Вид на юг |
Дом стоял в заросшем дворике. Старый, двухэтажный. На улице 1905 года. У нас в городе тоже есть такая, и там тоже старые дома. Деревянное зодчество, находится под охраной государства.
А тут был камень. Вперемешку с солнцем. Август в тот год выдался жарким даже для местных жителей. На земле толстым слоем лежали бурые сгоревшие листья. Зной простирался до неба. В квартире, которую мы сняли по-простому, окна почему-то не открывались. Кондиционера, понятное дело, тоже не было. Зачем? Мы же без излишеств.
В сумерках хотелось на крыльцо и дышать. Только бессмысленно было напрягать лёгкие - ночная температура воздуха была равна дневной. И никакого ветра.
Я вспоминала рассказ моей школьной подруги Женьки о летнем путешествии в Ташкент: хочешь спать - ложись на пол, завернувшись в мокрую простыню, и спи себе на здоровье. Правда, мы не решились как-то чужие простыни по полу валять. И себя валять по полу тоже не стали.
В качестве моральной компенсации нам было дано огромное, в половину стены, окно в туалете (там же и душ). Вот оно открывалось. Можно было стоять себе под прохладными струями, напевая, и одновременно созерцать южные виды. В то же время всякий идущий по тропинке мимо дома мог беспрепятственно созерцать напевающего.
Но там, на юге, у нас были другие тела. А у идущих по тропинке - были дела, поважнее наших тел. Дня через три мы просто перестали замечать окно. Не закрывать же его, в самом деле! В квартире и без того дышать нечем.
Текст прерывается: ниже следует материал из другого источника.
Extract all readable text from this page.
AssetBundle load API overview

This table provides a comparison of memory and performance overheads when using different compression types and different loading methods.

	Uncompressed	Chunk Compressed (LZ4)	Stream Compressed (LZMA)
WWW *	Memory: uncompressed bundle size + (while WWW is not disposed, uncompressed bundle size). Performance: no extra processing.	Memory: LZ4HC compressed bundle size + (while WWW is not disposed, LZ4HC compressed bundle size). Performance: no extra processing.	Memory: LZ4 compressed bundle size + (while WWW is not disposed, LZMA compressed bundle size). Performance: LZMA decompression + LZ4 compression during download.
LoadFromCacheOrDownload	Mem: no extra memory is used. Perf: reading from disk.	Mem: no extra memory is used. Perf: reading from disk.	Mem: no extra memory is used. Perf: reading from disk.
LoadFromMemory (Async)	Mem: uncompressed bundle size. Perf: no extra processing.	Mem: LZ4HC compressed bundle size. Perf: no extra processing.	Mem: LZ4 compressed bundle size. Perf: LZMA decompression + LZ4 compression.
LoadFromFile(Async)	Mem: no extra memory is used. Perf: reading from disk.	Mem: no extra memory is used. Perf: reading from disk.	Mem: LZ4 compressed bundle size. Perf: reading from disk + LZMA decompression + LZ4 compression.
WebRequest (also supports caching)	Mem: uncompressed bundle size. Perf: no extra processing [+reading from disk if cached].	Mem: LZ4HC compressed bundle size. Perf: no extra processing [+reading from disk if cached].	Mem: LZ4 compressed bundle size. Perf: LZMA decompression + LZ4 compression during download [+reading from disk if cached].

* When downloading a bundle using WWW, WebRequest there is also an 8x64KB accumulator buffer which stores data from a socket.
У нас была компания: мы с мужем и восьмилетней дочкой и моя подруга Света с дочкой шести лет. Как все белокожие люди с рыжими напевами в волосах, мой супруг и Света прямо на глазах изменили цвет - ни дать ни взять крымские полноспелые помидоры. Невероятный август бил наповал сквозь все солнцезащитные средства.
Ещё Света везде и всегда носила изящную вязаную беретку. Белоснежную. Я же напрасно ходила с непокрытой головой, за что поплатилась. Не тепловым ударом, а волосами. Они выгорели насквозь, вдобавок от морской воды как-то зачерствели. И теперь после мытья в распахнутом всему миру душе моя причёска сильно напоминала мультипликационного Антошку. Полное тили-тили, трали-вали творилось у меня на голове.
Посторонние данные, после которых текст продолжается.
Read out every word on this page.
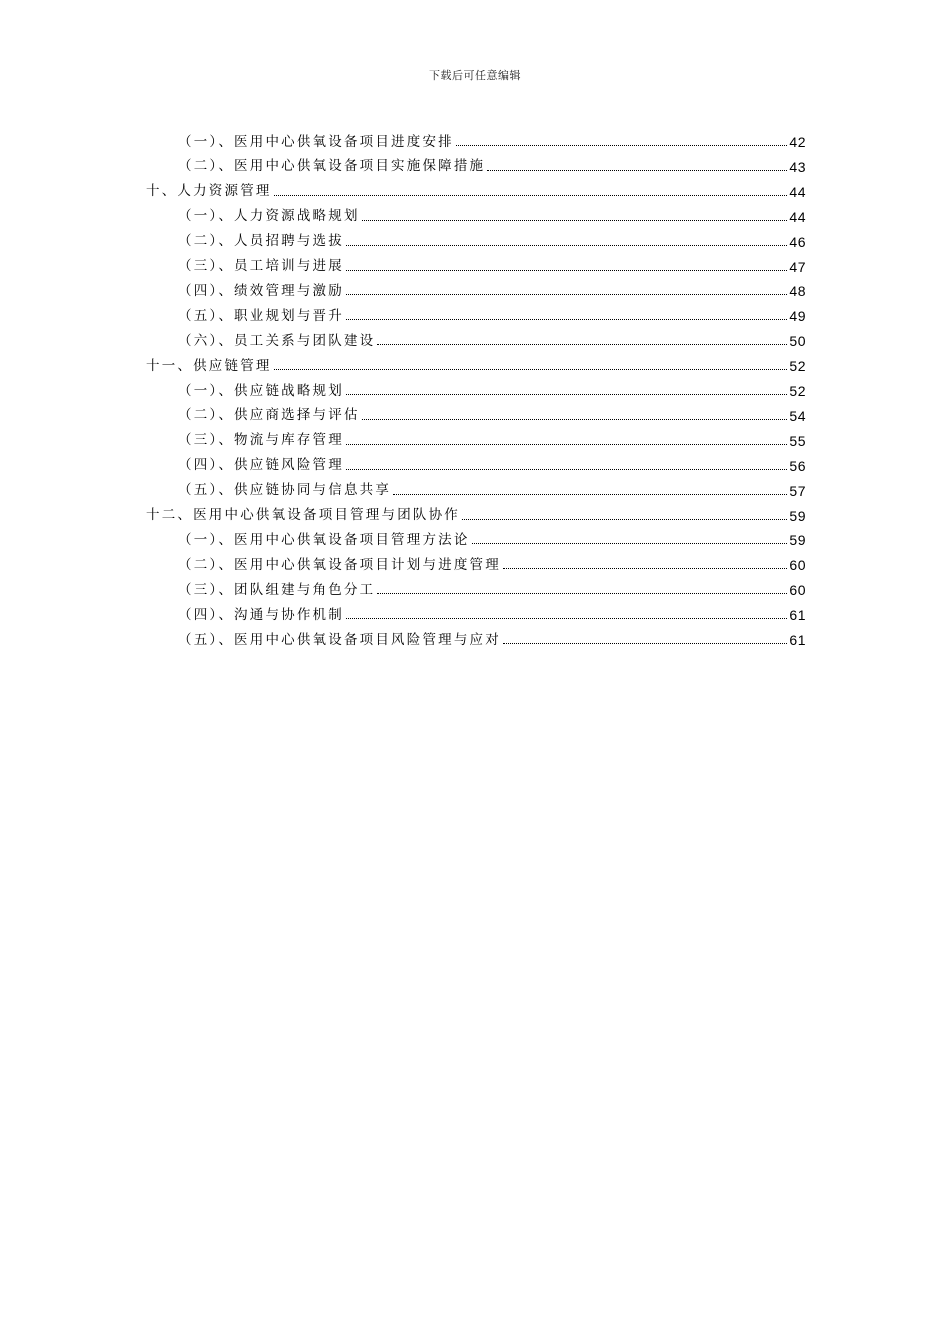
下载后可任意编辑
（一）、医用中心供氧设备项目进度安排	42
（二）、医用中心供氧设备项目实施保障措施	43
十、人力资源管理	44
（一）、人力资源战略规划	44
（二）、人员招聘与选拔	46
（三）、员工培训与进展	47
（四）、绩效管理与激励	48
（五）、职业规划与晋升	49
（六）、员工关系与团队建设	50
十一、供应链管理	52
（一）、供应链战略规划	52
（二）、供应商选择与评估	54
（三）、物流与库存管理	55
（四）、供应链风险管理	56
（五）、供应链协同与信息共享	57
十二、医用中心供氧设备项目管理与团队协作	59
（一）、医用中心供氧设备项目管理方法论	59
（二）、医用中心供氧设备项目计划与进度管理	60
（三）、团队组建与角色分工	60
（四）、沟通与协作机制	61
（五）、医用中心供氧设备项目风险管理与应对	61
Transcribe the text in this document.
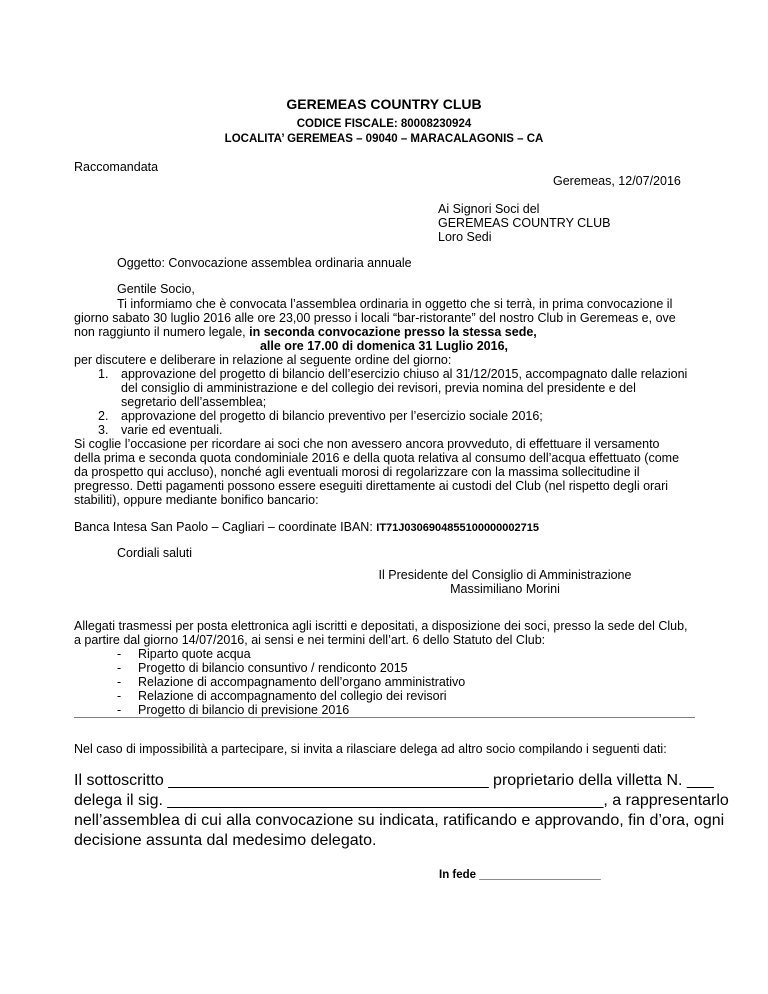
GEREMEAS COUNTRY CLUB
CODICE FISCALE: 80008230924
LOCALITA’ GEREMEAS – 09040 – MARACALAGONIS – CA
Raccomandata
Geremeas, 12/07/2016
Ai Signori Soci del
GEREMEAS COUNTRY CLUB
Loro Sedi
Oggetto: Convocazione assemblea ordinaria annuale
Gentile Socio,
Ti informiamo che è convocata l’assemblea ordinaria in oggetto che si terrà, in prima convocazione il
giorno sabato 30 luglio 2016 alle ore 23,00 presso i locali “bar-ristorante” del nostro Club in Geremeas e, ove
non raggiunto il numero legale, in seconda convocazione presso la stessa sede,
alle ore 17.00 di domenica 31 Luglio 2016,
per discutere e deliberare in relazione al seguente ordine del giorno:
1. approvazione del progetto di bilancio dell’esercizio chiuso al 31/12/2015, accompagnato dalle relazioni
del consiglio di amministrazione e del collegio dei revisori, previa nomina del presidente e del
segretario dell’assemblea;
2. approvazione del progetto di bilancio preventivo per l’esercizio sociale 2016;
3. varie ed eventuali.
Si coglie l’occasione per ricordare ai soci che non avessero ancora provveduto, di effettuare il versamento
della prima e seconda quota condominiale 2016 e della quota relativa al consumo dell’acqua effettuato (come
da prospetto qui accluso), nonché agli eventuali morosi di regolarizzare con la massima sollecitudine il
pregresso. Detti pagamenti possono essere eseguiti direttamente ai custodi del Club (nel rispetto degli orari
stabiliti), oppure mediante bonifico bancario:
Banca Intesa San Paolo – Cagliari – coordinate IBAN: IT71J0306904855100000002715
Cordiali saluti
Il Presidente del Consiglio di Amministrazione
Massimiliano Morini
Allegati trasmessi per posta elettronica agli iscritti e depositati, a disposizione dei soci, presso la sede del Club,
a partire dal giorno 14/07/2016, ai sensi e nei termini dell’art. 6 dello Statuto del Club:
- Riparto quote acqua
- Progetto di bilancio consuntivo / rendiconto 2015
- Relazione di accompagnamento dell’organo amministrativo
- Relazione di accompagnamento del collegio dei revisori
- Progetto di bilancio di previsione 2016
Nel caso di impossibilità a partecipare, si invita a rilasciare delega ad altro socio compilando i seguenti dati:
Il sottoscritto ____________________________________ proprietario della villetta N. ___
delega il sig. _________________________________________________, a rappresentarlo
nell’assemblea di cui alla convocazione su indicata, ratificando e approvando, fin d’ora, ogni
decisione assunta dal medesimo delegato.
In fede ___________________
Детям было всё равно - они просто хотели целыми днями сидеть в море.
И все мы, такие разнообразно красивые, каждый день ходили купаться в Херсонес.
Мы шли белыми улицами, каменными дорогами, безлюдными путями, тайными тропами.
И было раннее утро. Наши дети прыгали впереди, считая всех встреченных кошек - ровно сто двадцать три. И солнце стояло вечным раскалённым шаром. И вечные развалины вставали на горизонте никогда не заходящим солнцем.
Нам туда. Карабкаться по разномастным камням в море, а потом - вытягивать себя из моря по разномастным камням. Скользит нога, больно ноге. И кто-то древний сидит на обрыве, свесив ноги. Живёт здесь, ждёт свой парус. А мы - непонятно кто здесь такие. Платим за вход, отдыхаем дико, фотографируемся в обнимку с колонной. Лежим, раскинув тела по всем булыжникам.
Придите к нам, йод и соль, напитайте до отвала. Не забудьте про нас в тёмном декабре, в бесконечном январе, в феврале оголтелом. Храните ухо наше, горло наше, нос наш...
И был поздний вечер. Наши дети тащатся, отстают, ноют. Где фонарь, где нет. Собаки и цикады выступают хором. На плечах - неподъёмный запас солнца. Сейчас мы придём, распахнём своё единственное окно во всю ширь, смоем всё ненужное. И день прожит не зря.
А потом мы будем пить вкуснейший, кислейший гранатовый сок, который омывает сердце, от которого лезут на лоб глаза...
Вот так однажды приходим - а воды нет. Как раз в тот день в городе случился пожар. Загорелся (или подожгли?) продуктовый супермаркет - мы сами видели в небе огромный столб дыма.
Потом мы узнали, что пожарные сначала приехали просто посмотреть: правда ли горит? Всё правда, можно тушить.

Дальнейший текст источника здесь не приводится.